On their journey to Hungary, some of the Romani desert the group and are killed by the Nazis. Others voluntarily split off, in hopes that by having smaller numbers they will appear to be merchants rather than Romani. Dymitr's small company eventually performs the sacrifice of selling their jewels to buy horses from another Romani community, allowing their group to move more quickly. Many are nevertheless killed by the Nazis. The sympathetic population gives them burials and provides a chance for their comrades to meet and mourn their loss. In time, the resolute Dymitr reaches Hungary with his much-diminished group of followers, including his wife Wala (Didi Ramati), his son Roman and daughter-in-law Zoya, Zoya's family and Roman's "rival," the son of the former leader, who was killed by Nazis. All Dymitr's efforts prove futile when the Germans overthrow the Hungarian government in 1944.

A Nazi column takes the captive Romani to Auschwitz, where the infamous Dr Mengele (Marcin Tronski) has been conducting medical experiments on prisoners. Before their arrival, Dymitr's daughter escapes through the window of one of the cattle trucks. At the camp, Dymitr is forced to play for the Nazis, whilst his son Roman receives minor privileges because of his skill as a translator. However, when Roman's wife Zoya dies, the young man begins to consider his father's urging that he escape. Roman approaches his friend and former rival, and recognizing that their families are marked for death, the two agree to make an attempt. The attempt succeeds, and they manage to reconnect with Roman's younger sister who had escaped from the cattle truck.

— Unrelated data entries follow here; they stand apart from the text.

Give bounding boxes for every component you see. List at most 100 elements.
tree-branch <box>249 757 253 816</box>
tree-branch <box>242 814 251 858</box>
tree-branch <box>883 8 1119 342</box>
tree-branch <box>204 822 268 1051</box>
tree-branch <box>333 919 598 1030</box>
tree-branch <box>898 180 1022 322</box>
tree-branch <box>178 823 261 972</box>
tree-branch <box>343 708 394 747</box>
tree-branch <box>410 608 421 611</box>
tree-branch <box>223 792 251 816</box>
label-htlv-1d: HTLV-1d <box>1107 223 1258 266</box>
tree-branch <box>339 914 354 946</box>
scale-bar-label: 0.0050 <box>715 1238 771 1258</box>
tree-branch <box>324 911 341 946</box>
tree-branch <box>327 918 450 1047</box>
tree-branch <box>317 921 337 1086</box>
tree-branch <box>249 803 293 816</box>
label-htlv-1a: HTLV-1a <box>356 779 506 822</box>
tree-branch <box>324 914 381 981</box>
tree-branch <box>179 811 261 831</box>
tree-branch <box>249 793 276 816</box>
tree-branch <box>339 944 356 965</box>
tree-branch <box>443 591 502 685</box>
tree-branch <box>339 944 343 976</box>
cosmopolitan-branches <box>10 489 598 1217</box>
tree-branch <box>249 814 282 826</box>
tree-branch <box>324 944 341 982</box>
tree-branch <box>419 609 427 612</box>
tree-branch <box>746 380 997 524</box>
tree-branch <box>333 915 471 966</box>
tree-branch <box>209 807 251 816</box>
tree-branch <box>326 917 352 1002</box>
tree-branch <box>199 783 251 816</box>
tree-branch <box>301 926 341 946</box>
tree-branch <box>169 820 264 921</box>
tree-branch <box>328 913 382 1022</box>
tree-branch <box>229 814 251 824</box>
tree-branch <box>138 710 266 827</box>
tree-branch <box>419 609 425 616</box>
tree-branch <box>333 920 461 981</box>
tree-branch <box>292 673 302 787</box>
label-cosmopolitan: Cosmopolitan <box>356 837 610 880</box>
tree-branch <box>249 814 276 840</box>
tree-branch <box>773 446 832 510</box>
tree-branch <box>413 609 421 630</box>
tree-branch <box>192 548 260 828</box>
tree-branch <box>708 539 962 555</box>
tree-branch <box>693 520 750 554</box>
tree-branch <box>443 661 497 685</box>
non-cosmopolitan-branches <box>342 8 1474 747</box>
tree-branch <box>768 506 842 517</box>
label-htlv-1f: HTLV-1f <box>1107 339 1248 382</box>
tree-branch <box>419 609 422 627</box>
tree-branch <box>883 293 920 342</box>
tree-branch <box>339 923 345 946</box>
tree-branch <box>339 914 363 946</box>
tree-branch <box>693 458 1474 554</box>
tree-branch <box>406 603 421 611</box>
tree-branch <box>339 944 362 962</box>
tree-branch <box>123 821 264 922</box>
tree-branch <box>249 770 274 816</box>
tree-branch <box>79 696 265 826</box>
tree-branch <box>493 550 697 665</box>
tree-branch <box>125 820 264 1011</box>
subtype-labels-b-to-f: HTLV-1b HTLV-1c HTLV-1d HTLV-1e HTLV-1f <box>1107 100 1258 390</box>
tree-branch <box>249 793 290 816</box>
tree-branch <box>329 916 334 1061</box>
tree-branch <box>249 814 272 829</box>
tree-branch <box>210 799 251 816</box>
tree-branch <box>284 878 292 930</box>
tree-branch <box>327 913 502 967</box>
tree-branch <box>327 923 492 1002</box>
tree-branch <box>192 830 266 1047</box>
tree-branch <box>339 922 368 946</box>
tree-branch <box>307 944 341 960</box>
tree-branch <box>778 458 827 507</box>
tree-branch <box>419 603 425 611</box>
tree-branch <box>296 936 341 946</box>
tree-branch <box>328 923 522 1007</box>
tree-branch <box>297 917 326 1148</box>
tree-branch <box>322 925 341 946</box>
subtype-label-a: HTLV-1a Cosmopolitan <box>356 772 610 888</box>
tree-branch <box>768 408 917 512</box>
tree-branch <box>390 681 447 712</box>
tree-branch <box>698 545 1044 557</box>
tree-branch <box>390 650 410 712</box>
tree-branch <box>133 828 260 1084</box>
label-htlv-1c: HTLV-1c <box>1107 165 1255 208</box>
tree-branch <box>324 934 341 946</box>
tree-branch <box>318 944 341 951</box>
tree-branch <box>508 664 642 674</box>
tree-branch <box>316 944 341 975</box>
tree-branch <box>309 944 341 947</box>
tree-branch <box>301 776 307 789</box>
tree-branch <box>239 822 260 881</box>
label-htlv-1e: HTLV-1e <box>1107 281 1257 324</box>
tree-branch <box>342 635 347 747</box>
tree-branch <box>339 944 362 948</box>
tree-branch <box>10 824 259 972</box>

The film ends with the war over. As three Romani carriages head off into a sunset, carrying—presumably—Roman, his friend and his younger sister, the narrator concludes that the "Gypsy nation has yet to receive any compensation."

==Cast==

- Horst Buchholz as Dymitr Mirga
- Piotr Polk as Roman Mirga
- Marne Maitland as Sandu Mirga
- Jan Machulski as Col. Krüger
- Aleksander Bardini as Greczko Szura
- Jerzy Nowak as DoctorProfessor Epstein
- Wladyslaw Komar as Dombrowski
- Wiktor Zborowski as Tomasz
- Aleksander Ford as Zenon
- Didi Ramati as Wala Mirga
- Maya Ramati as Zoya Natkin/Mirga
- Kasia Siwak as Mara Mirga

- Bettine Milne as Rosa Mirga
- Aldona Grochal as Wala's Sister
- Wiesław Wójcik as Bora Natkin
- Ernestyna Winnicka as Zoya's mother
- Marcin Tronski as Dr. Josef Mengele
- Zitto Kazann as Mikita
- Wojciech Pastuszko as Koro
- Jacek Sas-Uhrynowski as Pawel
- Marek Barbasiewicz as Count Paszkowski
- Krzysztof Swietochowski as Franko
- Judy Hecht Dumontet as Zenon's wife
- Ewa Telega as Ira

==Production==
The film was shot on Polish locations in Łańcut, Łódź, and Kraków.

==Releases==
The film had 1988 theatrical release in Poland under its original title of I Skrzypce Przestaly Grac and in the United States as And the Violins Stopped Playing, followed by release in Finnish theaters as Salahanke and Finnish television as Ja viulut vaikenivat, and in West Germany as Ja viulut vaikenivat.
DVD release in 2003 included DVD extras of Orion trailers, video clips speaking about the film and its history, and clips about the film's stars. The film was exhibited in 2008 as part of a retrospective of the works of cinematographer Edward Klosinski. In Łódź the film was centerpoint and focus of a 2009 exhibition celebrating the 65th anniversary of the liquidation of the Litzmannstadt Ghetto.